There are some forty frontier posts along the US–Mexico border. Many of them are only open during the day, and are more or less inaccessible without your own transport. For a full list, see
wapps.cbp.gov/bwt. The main ones, open 24 hours a day, seven days a week, are, from west to east:
San Diego, California (San Ysidro)–Tijuana, Baja California.
Calexico, California–Mexicali, Baja California.
Nogales, Arizona–Nogales, Sonora.
Douglas, Arizona–Agua Prieta, Sonora.
El Paso, Texas–Ciudad Juárez, Chihuahua.
Laredo, Texas–Nuevo Laredo, Tamaulipas.
Brownsville, Texas–Matamoros, Tamaulipas.

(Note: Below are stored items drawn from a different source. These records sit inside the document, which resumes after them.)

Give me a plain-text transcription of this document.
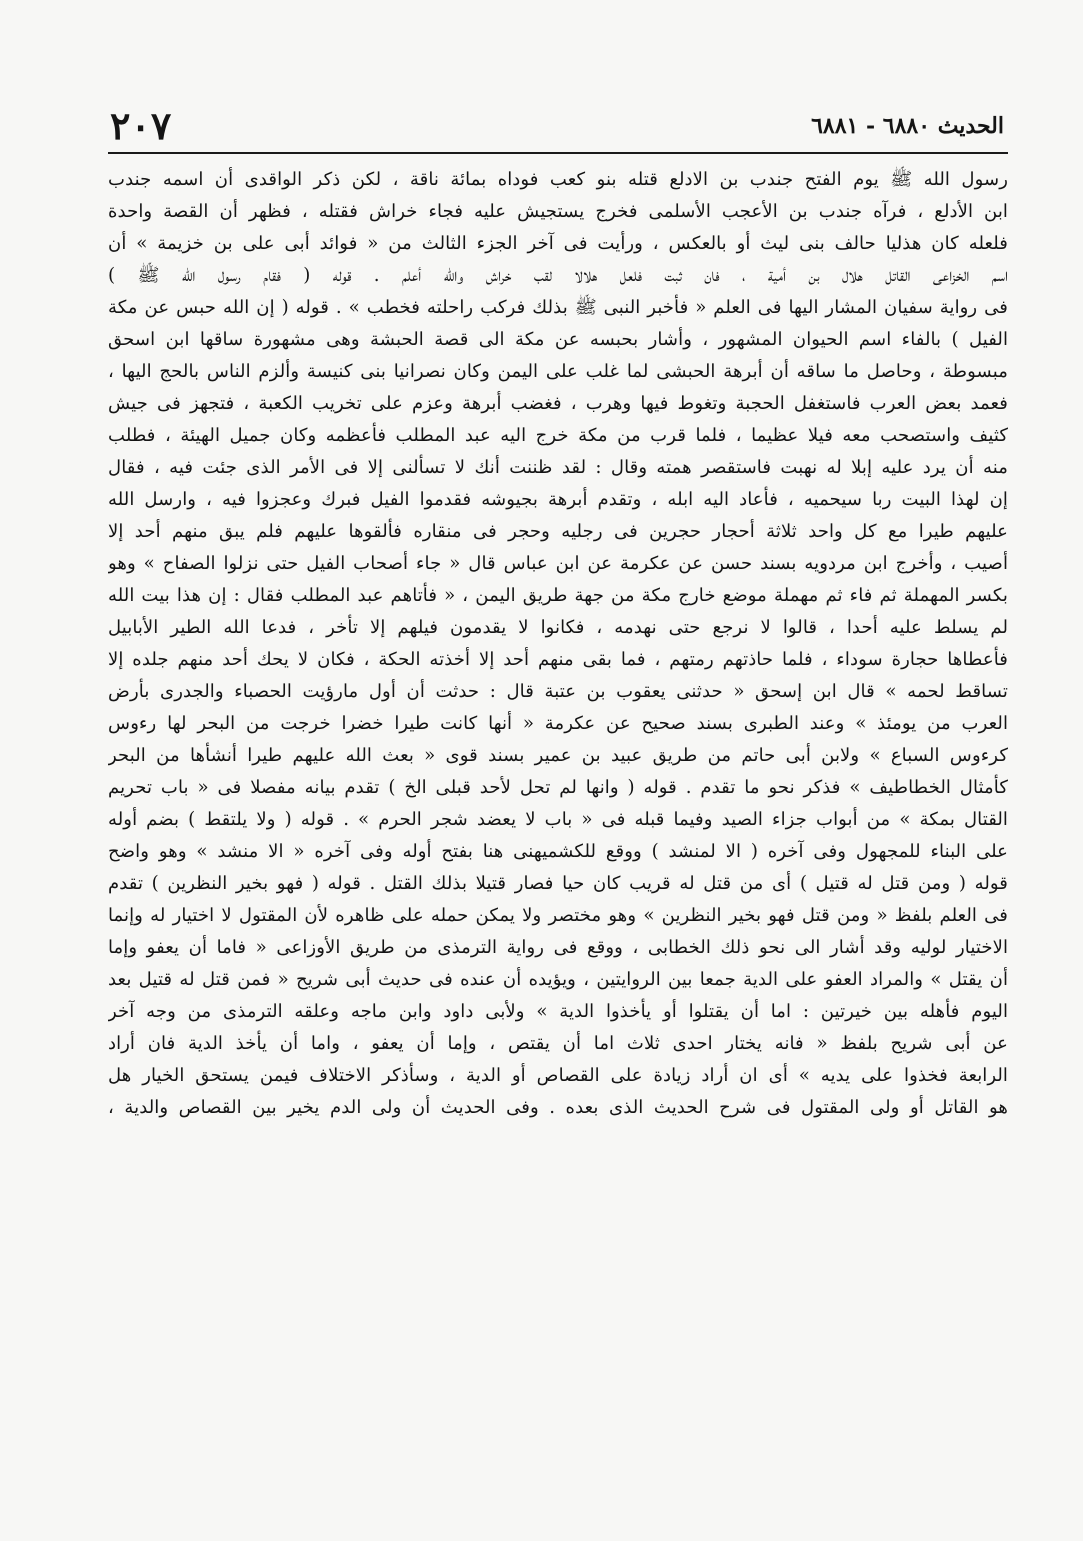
٢٠٧	الحديث ٦٨٨٠ - ٦٨٨١
رسول الله ﷺ يوم الفتح جندب بن الادلع قتله بنو كعب فوداه بمائة ناقة ، لكن ذكر الواقدى أن اسمه جندب
ابن الأدلع ، فرآه جندب بن الأعجب الأسلمى فخرج يستجيش عليه فجاء خراش فقتله ، فظهر أن القصة واحدة
فلعله كان هذليا حالف بنى ليث أو بالعكس ، ورأيت فى آخر الجزء الثالث من « فوائد أبى على بن خزيمة » أن
اسم الخزاعى القاتل هلال بن أمية ، فان ثبت فلعل هلالا لقب خراش والله أعلم . قوله ( فقام رسول الله ﷺ )
فى رواية سفيان المشار اليها فى العلم « فأخبر النبى ﷺ بذلك فركب راحلته فخطب » . قوله ( إن الله حبس عن مكة
الفيل ) بالفاء اسم الحيوان المشهور ، وأشار بحبسه عن مكة الى قصة الحبشة وهى مشهورة ساقها ابن اسحق
مبسوطة ، وحاصل ما ساقه أن أبرهة الحبشى لما غلب على اليمن وكان نصرانيا بنى كنيسة وألزم الناس بالحج اليها ،
فعمد بعض العرب فاستغفل الحجبة وتغوط فيها وهرب ، فغضب أبرهة وعزم على تخريب الكعبة ، فتجهز فى جيش
كثيف واستصحب معه فيلا عظيما ، فلما قرب من مكة خرج اليه عبد المطلب فأعظمه وكان جميل الهيئة ، فطلب
منه أن يرد عليه إبلا له نهبت فاستقصر همته وقال : لقد ظننت أنك لا تسألنى إلا فى الأمر الذى جئت فيه ، فقال
إن لهذا البيت ربا سيحميه ، فأعاد اليه ابله ، وتقدم أبرهة بجيوشه فقدموا الفيل فبرك وعجزوا فيه ، وارسل الله
عليهم طيرا مع كل واحد ثلاثة أحجار حجرين فى رجليه وحجر فى منقاره فألقوها عليهم فلم يبق منهم أحد إلا
أصيب ، وأخرج ابن مردويه بسند حسن عن عكرمة عن ابن عباس قال « جاء أصحاب الفيل حتى نزلوا الصفاح » وهو
بكسر المهملة ثم فاء ثم مهملة موضع خارج مكة من جهة طريق اليمن ، « فأتاهم عبد المطلب فقال : إن هذا بيت الله
لم يسلط عليه أحدا ، قالوا لا نرجع حتى نهدمه ، فكانوا لا يقدمون فيلهم إلا تأخر ، فدعا الله الطير الأبابيل
فأعطاها حجارة سوداء ، فلما حاذتهم رمتهم ، فما بقى منهم أحد إلا أخذته الحكة ، فكان لا يحك أحد منهم جلده إلا
تساقط لحمه » قال ابن إسحق « حدثنى يعقوب بن عتبة قال : حدثت أن أول مارؤيت الحصباء والجدرى بأرض
العرب من يومئذ » وعند الطبرى بسند صحيح عن عكرمة « أنها كانت طيرا خضرا خرجت من البحر لها رءوس
كرءوس السباع » ولابن أبى حاتم من طريق عبيد بن عمير بسند قوى « بعث الله عليهم طيرا أنشأها من البحر
كأمثال الخطاطيف » فذكر نحو ما تقدم . قوله ( وانها لم تحل لأحد قبلى الخ ) تقدم بيانه مفصلا فى « باب تحريم
القتال بمكة » من أبواب جزاء الصيد وفيما قبله فى « باب لا يعضد شجر الحرم » . قوله ( ولا يلتقط ) بضم أوله
على البناء للمجهول وفى آخره ( الا لمنشد ) ووقع للكشميهنى هنا بفتح أوله وفى آخره « الا منشد » وهو واضح
قوله ( ومن قتل له قتيل ) أى من قتل له قريب كان حيا فصار قتيلا بذلك القتل . قوله ( فهو بخير النظرين ) تقدم
فى العلم بلفظ « ومن قتل فهو بخير النظرين » وهو مختصر ولا يمكن حمله على ظاهره لأن المقتول لا اختيار له وإنما
الاختيار لوليه وقد أشار الى نحو ذلك الخطابى ، ووقع فى رواية الترمذى من طريق الأوزاعى « فاما أن يعفو وإما
أن يقتل » والمراد العفو على الدية جمعا بين الروايتين ، ويؤيده أن عنده فى حديث أبى شريح « فمن قتل له قتيل بعد
اليوم فأهله بين خيرتين : اما أن يقتلوا أو يأخذوا الدية » ولأبى داود وابن ماجه وعلقه الترمذى من وجه آخر
عن أبى شريح بلفظ « فانه يختار احدى ثلاث اما أن يقتص ، وإما أن يعفو ، واما أن يأخذ الدية فان أراد
الرابعة فخذوا على يديه » أى ان أراد زيادة على القصاص أو الدية ، وسأذكر الاختلاف فيمن يستحق الخيار هل
هو القاتل أو ولى المقتول فى شرح الحديث الذى بعده . وفى الحديث أن ولى الدم يخير بين القصاص والدية ،
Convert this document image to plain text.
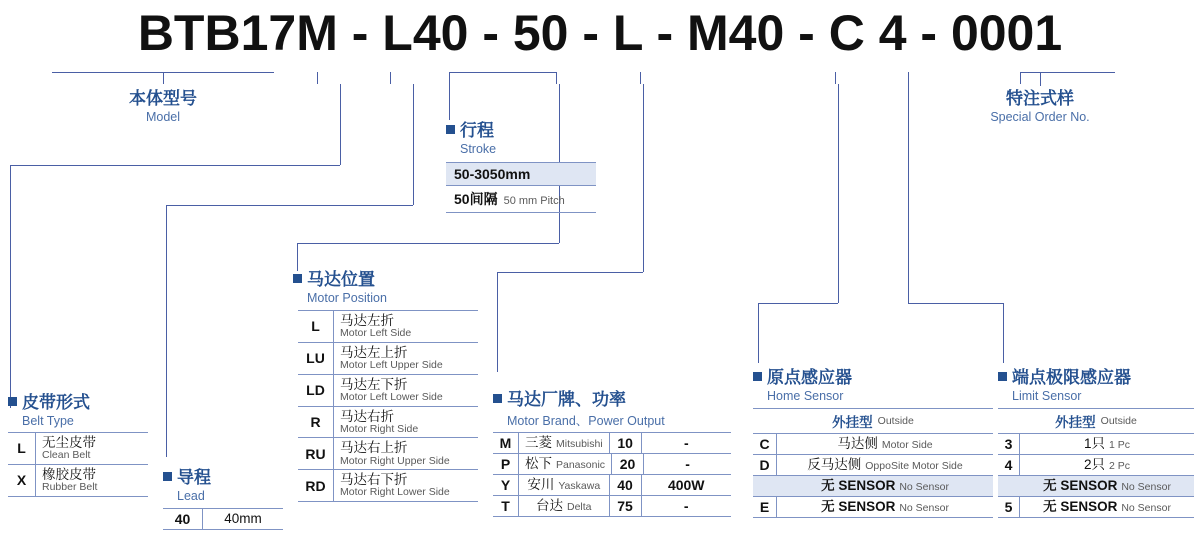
BTB17M - L40 - 50 - L - M40 - C 4 - 0001
本体型号
Model
特注式样
Special Order No.
行程
Stroke
50-3050mm
50间隔 50 mm Pitch
皮带形式
Belt Type
L	无尘皮带
Clean Belt
X	橡胶皮带
Rubber Belt	导程
Lead
40	40mm
马达位置
Motor Position
L	马达左折
Motor Left Side
LU	马达左上折
Motor Left Upper Side
LD	马达左下折
Motor Left Lower Side
R	马达右折
Motor Right Side
RU	马达右上折
Motor Right Upper Side
RD	马达右下折
Motor Right Lower Side
马达厂牌、功率
Motor Brand、Power Output
M	三菱 Mitsubishi	10	-
P	松下 Panasonic	20	-
Y	安川 Yaskawa	40	400W
T	台达 Delta	75	-
原点感应器
Home Sensor
外挂型 Outside
C	马达侧 Motor Side
D	反马达侧 OppoSite Motor Side
无 SENSOR No Sensor
E	无 SENSOR No Sensor
端点极限感应器
Limit Sensor
外挂型 Outside
3	1只 1 Pc
4	2只 2 Pc
无 SENSOR No Sensor
5	无 SENSOR No Sensor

Crossing the border, especially on foot, it’s easy to go straight past the immigration and customs checks. There’s a free zone south of the frontier, and you can cross at will and stay for up to three days. If, as likely, you’re heading further south, however, be sure to stop at the Mexican immigration office, pay the M$294 entry fee (derecho de no inmigrante), pick up a tourist card (FMM), and get it stamped and your bags checked. Otherwise, you’ll be stopped after some 20km and sent back to complete the formalities. See “Entry requirements”, for more information.
The area bordering the US, particularly Ciudad Juárez, and also Tijuana, is the biggest hotspot in Mexico’s drugs war. Extra caution should be exercised when crossing this area, especially by car.